Tuesday, July 19, 2011

Shakespeare Changed Everything, Including Pete

How Shakespeare Changed Everything
Did you know the name Jessica was first used in The Merchant of Venice?

Or that Freud's idea of a healthy sex life came from Shakespeake?


Nearly four hundred years after his death, Shakespeare permeates our everyday lives: from the words we speak to the teenage heartthrobs we worship to the political rhetoric spewed by the twenty-four-hour news cycle.


In the pages of this wickedly clever little book, Esquire columnist Stephen Marche uncovers the hidden influence of Shakespeare in our culture, including these fascinating tidbits:
  • Shakespeare coined over 1,700 words, including hobnob, glow, lackluster, and dawn.
  • Paul Robeson's 1943 performance as Othello on Broadway was a seminal moment in black history.
  • Tolstoy wrote an entire book about Shakespeare's failures as a writer.
  • In 1936, the Nazi Party tried to claim Shakespeare as a Germanic writer.
  • Without Shakespeare, the book titles Infinite Jest, The Sound and the Fury, and Brave New World wouldn't exist.
Stephen Marche has cherry-picked the sweetest and most savory historical footnotes from Shakespeare's work and life to create this unique celebration of the greatest writer of all time.

Read an excerpt here.


Pete says:
"I remember sitting in my freshman Shakespeare course when our weary instructor looked up from his desk and said something to the effect of  'This class is without a doubt the worst class I've ever had the displeasure to teach.'  I can't speak for my fellow students but I wish I had been a more adept student for our poor teacher, and I think I would have been had I had a book like How Shakespeare Changed Everything My teacher was correct in saying that when you're dealing with Shakespeare you're dealing with a topsy-turvy world. But what he couldn't quite convey, and what the author of this book reminds us, is that Shakespeare is supposed to be...fun.

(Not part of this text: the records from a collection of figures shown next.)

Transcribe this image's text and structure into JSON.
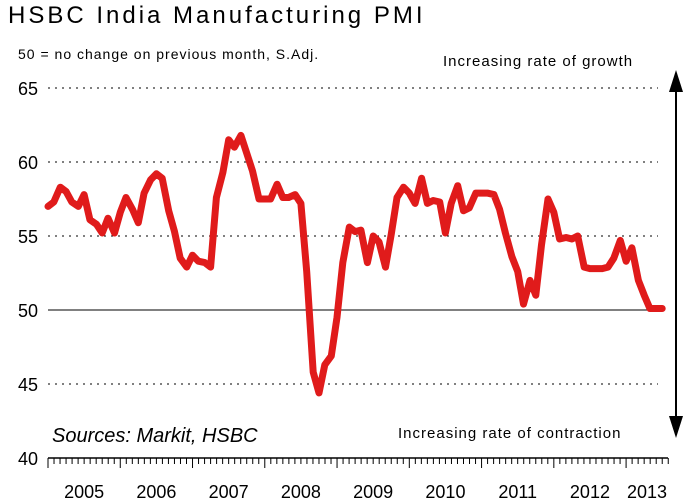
{
  "title": "HSBC India Manufacturing PMI",
  "subtitle": "50 = no change on previous month, S.Adj.",
  "annotations": {
    "growth": "Increasing rate of growth",
    "contraction": "Increasing rate of contraction",
    "source": "Sources: Markit, HSBC"
  },
  "colors": {
    "series": "#e01b1b",
    "axis": "#000000",
    "grid": "#000000"
  },
  "chart_data": {
    "type": "line",
    "title": "HSBC India Manufacturing PMI",
    "ylim": [
      40,
      65
    ],
    "yticks": [
      "40",
      "45",
      "50",
      "55",
      "60",
      "65"
    ],
    "xlim": [
      2005,
      2013.58
    ],
    "xticks": [
      "2005",
      "2006",
      "2007",
      "2008",
      "2009",
      "2010",
      "2011",
      "2012",
      "2013"
    ],
    "grid": "dashed horizontal at 45, 55, 60, 65; solid at 50",
    "series": [
      {
        "x": [
          2005.0,
          2005.08,
          2005.17,
          2005.25,
          2005.33,
          2005.42,
          2005.5,
          2005.58,
          2005.67,
          2005.75,
          2005.83,
          2005.92,
          2006.0,
          2006.08,
          2006.17,
          2006.25,
          2006.33,
          2006.42,
          2006.5,
          2006.58,
          2006.67,
          2006.75,
          2006.83,
          2006.92,
          2007.0,
          2007.08,
          2007.17,
          2007.25,
          2007.33,
          2007.42,
          2007.5,
          2007.58,
          2007.67,
          2007.75,
          2007.83,
          2007.92,
          2008.0,
          2008.08,
          2008.17,
          2008.25,
          2008.33,
          2008.42,
          2008.5,
          2008.58,
          2008.67,
          2008.75,
          2008.83,
          2008.92,
          2009.0,
          2009.08,
          2009.17,
          2009.25,
          2009.33,
          2009.42,
          2009.5,
          2009.58,
          2009.67,
          2009.75,
          2009.83,
          2009.92,
          2010.0,
          2010.08,
          2010.17,
          2010.25,
          2010.33,
          2010.42,
          2010.5,
          2010.58,
          2010.67,
          2010.75,
          2010.83,
          2010.92,
          2011.0,
          2011.08,
          2011.17,
          2011.25,
          2011.33,
          2011.42,
          2011.5,
          2011.58,
          2011.67,
          2011.75,
          2011.83,
          2011.92,
          2012.0,
          2012.08,
          2012.17,
          2012.25,
          2012.33,
          2012.42,
          2012.5,
          2012.58,
          2012.67,
          2012.75,
          2012.83,
          2012.92,
          2013.0,
          2013.08,
          2013.17,
          2013.25,
          2013.33,
          2013.42,
          2013.5
        ],
        "values": [
          57.0,
          57.3,
          58.3,
          58.0,
          57.3,
          57.0,
          57.8,
          56.1,
          55.8,
          55.2,
          56.2,
          55.2,
          56.6,
          57.6,
          56.8,
          55.9,
          57.9,
          58.8,
          59.2,
          58.9,
          56.7,
          55.3,
          53.5,
          52.9,
          53.7,
          53.3,
          53.2,
          52.9,
          57.6,
          59.3,
          61.5,
          61.0,
          61.8,
          60.6,
          59.4,
          57.5,
          57.5,
          57.5,
          58.5,
          57.6,
          57.6,
          57.8,
          57.2,
          52.6,
          45.8,
          44.4,
          46.3,
          46.9,
          49.5,
          53.2,
          55.6,
          55.3,
          55.4,
          53.2,
          55.0,
          54.6,
          52.9,
          55.1,
          57.6,
          58.3,
          57.9,
          57.2,
          58.9,
          57.2,
          57.4,
          57.3,
          55.2,
          57.2,
          58.4,
          56.7,
          56.9,
          57.9,
          57.9,
          57.9,
          57.8,
          56.8,
          55.2,
          53.6,
          52.6,
          50.4,
          52.0,
          51.0,
          54.4,
          57.5,
          56.6,
          54.8,
          54.9,
          54.8,
          55.0,
          52.9,
          52.8,
          52.8,
          52.8,
          52.9,
          53.5,
          54.7,
          53.3,
          54.2,
          52.0,
          51.0,
          50.1,
          50.1,
          50.1
        ]
      }
    ]
  }
}
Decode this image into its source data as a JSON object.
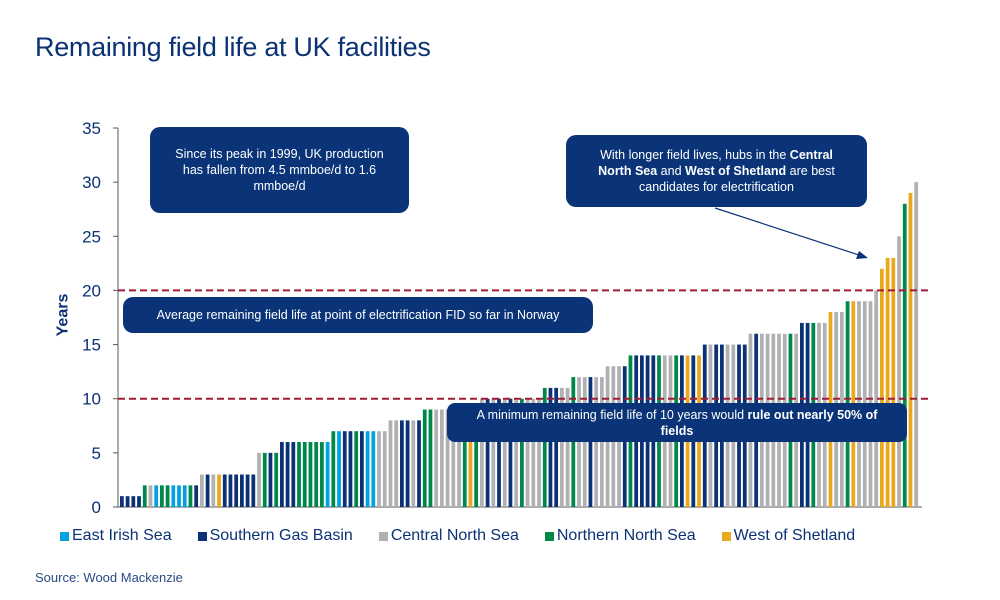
{
  "title": "Remaining field life at UK facilities",
  "source": "Source: Wood Mackenzie",
  "annotations": {
    "production": "Since its peak in 1999, UK production has fallen from 4.5 mmboe/d  to 1.6 mmboe/d",
    "norway_avg": "Average remaining field life at point of electrification FID so far in Norway",
    "minimum_pre": "A minimum  remaining field life of 10 years would ",
    "minimum_bold": "rule out nearly 50% of fields",
    "hubs_1": "With longer field lives, hubs in the ",
    "hubs_b1": "Central North Sea",
    "hubs_2": " and ",
    "hubs_b2": "West of Shetland",
    "hubs_3": " are best candidates  for electrification"
  },
  "colors": {
    "East Irish Sea": "#00a3e0",
    "Southern Gas Basin": "#0b3275",
    "Central North Sea": "#b1b1b4",
    "Northern North Sea": "#00884a",
    "West of Shetland": "#eaa81c",
    "reference_line": "#a01c36"
  },
  "chart_data": {
    "type": "bar",
    "xlabel": "",
    "ylabel": "Years",
    "ylim": [
      0,
      35
    ],
    "yticks": [
      0,
      5,
      10,
      15,
      20,
      25,
      30,
      35
    ],
    "grid": false,
    "legend_position": "bottom",
    "legend": [
      "East Irish Sea",
      "Southern Gas Basin",
      "Central North Sea",
      "Northern North Sea",
      "West of Shetland"
    ],
    "reference_lines": [
      20,
      10
    ],
    "codes": {
      "E": "East Irish Sea",
      "S": "Southern Gas Basin",
      "C": "Central North Sea",
      "N": "Northern North Sea",
      "W": "West of Shetland"
    },
    "bars": [
      [
        "S",
        1
      ],
      [
        "S",
        1
      ],
      [
        "S",
        1
      ],
      [
        "S",
        1
      ],
      [
        "N",
        2
      ],
      [
        "C",
        2
      ],
      [
        "E",
        2
      ],
      [
        "N",
        2
      ],
      [
        "N",
        2
      ],
      [
        "E",
        2
      ],
      [
        "E",
        2
      ],
      [
        "E",
        2
      ],
      [
        "N",
        2
      ],
      [
        "S",
        2
      ],
      [
        "C",
        3
      ],
      [
        "S",
        3
      ],
      [
        "C",
        3
      ],
      [
        "W",
        3
      ],
      [
        "S",
        3
      ],
      [
        "S",
        3
      ],
      [
        "S",
        3
      ],
      [
        "S",
        3
      ],
      [
        "S",
        3
      ],
      [
        "S",
        3
      ],
      [
        "C",
        5
      ],
      [
        "N",
        5
      ],
      [
        "S",
        5
      ],
      [
        "N",
        5
      ],
      [
        "S",
        6
      ],
      [
        "S",
        6
      ],
      [
        "S",
        6
      ],
      [
        "N",
        6
      ],
      [
        "N",
        6
      ],
      [
        "N",
        6
      ],
      [
        "N",
        6
      ],
      [
        "N",
        6
      ],
      [
        "E",
        6
      ],
      [
        "N",
        7
      ],
      [
        "E",
        7
      ],
      [
        "S",
        7
      ],
      [
        "S",
        7
      ],
      [
        "N",
        7
      ],
      [
        "S",
        7
      ],
      [
        "E",
        7
      ],
      [
        "E",
        7
      ],
      [
        "C",
        7
      ],
      [
        "C",
        7
      ],
      [
        "C",
        8
      ],
      [
        "C",
        8
      ],
      [
        "S",
        8
      ],
      [
        "S",
        8
      ],
      [
        "C",
        8
      ],
      [
        "S",
        8
      ],
      [
        "N",
        9
      ],
      [
        "N",
        9
      ],
      [
        "C",
        9
      ],
      [
        "C",
        9
      ],
      [
        "C",
        9
      ],
      [
        "C",
        9
      ],
      [
        "C",
        9
      ],
      [
        "N",
        9
      ],
      [
        "W",
        9
      ],
      [
        "N",
        9
      ],
      [
        "C",
        10
      ],
      [
        "S",
        10
      ],
      [
        "C",
        10
      ],
      [
        "S",
        10
      ],
      [
        "C",
        10
      ],
      [
        "S",
        10
      ],
      [
        "C",
        10
      ],
      [
        "N",
        10
      ],
      [
        "C",
        10
      ],
      [
        "C",
        10
      ],
      [
        "C",
        10
      ],
      [
        "N",
        11
      ],
      [
        "S",
        11
      ],
      [
        "S",
        11
      ],
      [
        "C",
        11
      ],
      [
        "C",
        11
      ],
      [
        "N",
        12
      ],
      [
        "C",
        12
      ],
      [
        "C",
        12
      ],
      [
        "S",
        12
      ],
      [
        "C",
        12
      ],
      [
        "C",
        12
      ],
      [
        "C",
        13
      ],
      [
        "C",
        13
      ],
      [
        "C",
        13
      ],
      [
        "S",
        13
      ],
      [
        "N",
        14
      ],
      [
        "S",
        14
      ],
      [
        "S",
        14
      ],
      [
        "S",
        14
      ],
      [
        "S",
        14
      ],
      [
        "N",
        14
      ],
      [
        "C",
        14
      ],
      [
        "C",
        14
      ],
      [
        "N",
        14
      ],
      [
        "S",
        14
      ],
      [
        "W",
        14
      ],
      [
        "S",
        14
      ],
      [
        "W",
        14
      ],
      [
        "S",
        15
      ],
      [
        "C",
        15
      ],
      [
        "S",
        15
      ],
      [
        "S",
        15
      ],
      [
        "C",
        15
      ],
      [
        "C",
        15
      ],
      [
        "S",
        15
      ],
      [
        "S",
        15
      ],
      [
        "C",
        16
      ],
      [
        "S",
        16
      ],
      [
        "C",
        16
      ],
      [
        "C",
        16
      ],
      [
        "C",
        16
      ],
      [
        "C",
        16
      ],
      [
        "C",
        16
      ],
      [
        "N",
        16
      ],
      [
        "C",
        16
      ],
      [
        "S",
        17
      ],
      [
        "S",
        17
      ],
      [
        "N",
        17
      ],
      [
        "C",
        17
      ],
      [
        "C",
        17
      ],
      [
        "W",
        18
      ],
      [
        "C",
        18
      ],
      [
        "C",
        18
      ],
      [
        "N",
        19
      ],
      [
        "W",
        19
      ],
      [
        "C",
        19
      ],
      [
        "C",
        19
      ],
      [
        "C",
        19
      ],
      [
        "C",
        20
      ],
      [
        "W",
        22
      ],
      [
        "W",
        23
      ],
      [
        "W",
        23
      ],
      [
        "C",
        25
      ],
      [
        "N",
        28
      ],
      [
        "W",
        29
      ],
      [
        "C",
        30
      ]
    ]
  }
}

Shakespeare's own life was as ghostly as some of his characters. For such a prolific writer he left very little of himself behind. There's no exact birth date. Maybe a marriage to an older woman or maybe not. Five or six signatures but none of them match. A couple of portraits may be of Shakespeare, but for all we know they may be portraits of his kid brother, Kevin (Note: Most Shakespearean scholars have long disputed the existence of Kevin Shakespeare.). 
 
So how did this mysterious literary figure changed everything? For starters he coined hundreds of new words such as auspicious, abstemious, and sanctimonious, and some words nobody can quite figure out, such as a scamel. What's that? He also gave us the name Jessica, the daughter from The Merchant of Venice.  His numerous plays have circled the globe from stage to screen. In New York City in 1849 there was even a riot between rival Shakespeare performances that left 20 dead and
hundreds injured. Over Shakespeare? Talk about much ado about nothing.  In one humorous aside the author brings Shakespeare to a modern day food court where he sits pondering a store called The Gap.  There are also mistakes to consider. In some versions of Hamlet the very first scene has Bernardo saying Francisco's line and Francisco saying Bernardo's  (though I've seen other versions where the scene is cleaned up a bit). When it comes to Shakespeare it truly is a topsy-turvy world and therefore maybe no mistake at all. I believe I'm almost ready for Shakespeare in the park now, for he really did change everything -- even me."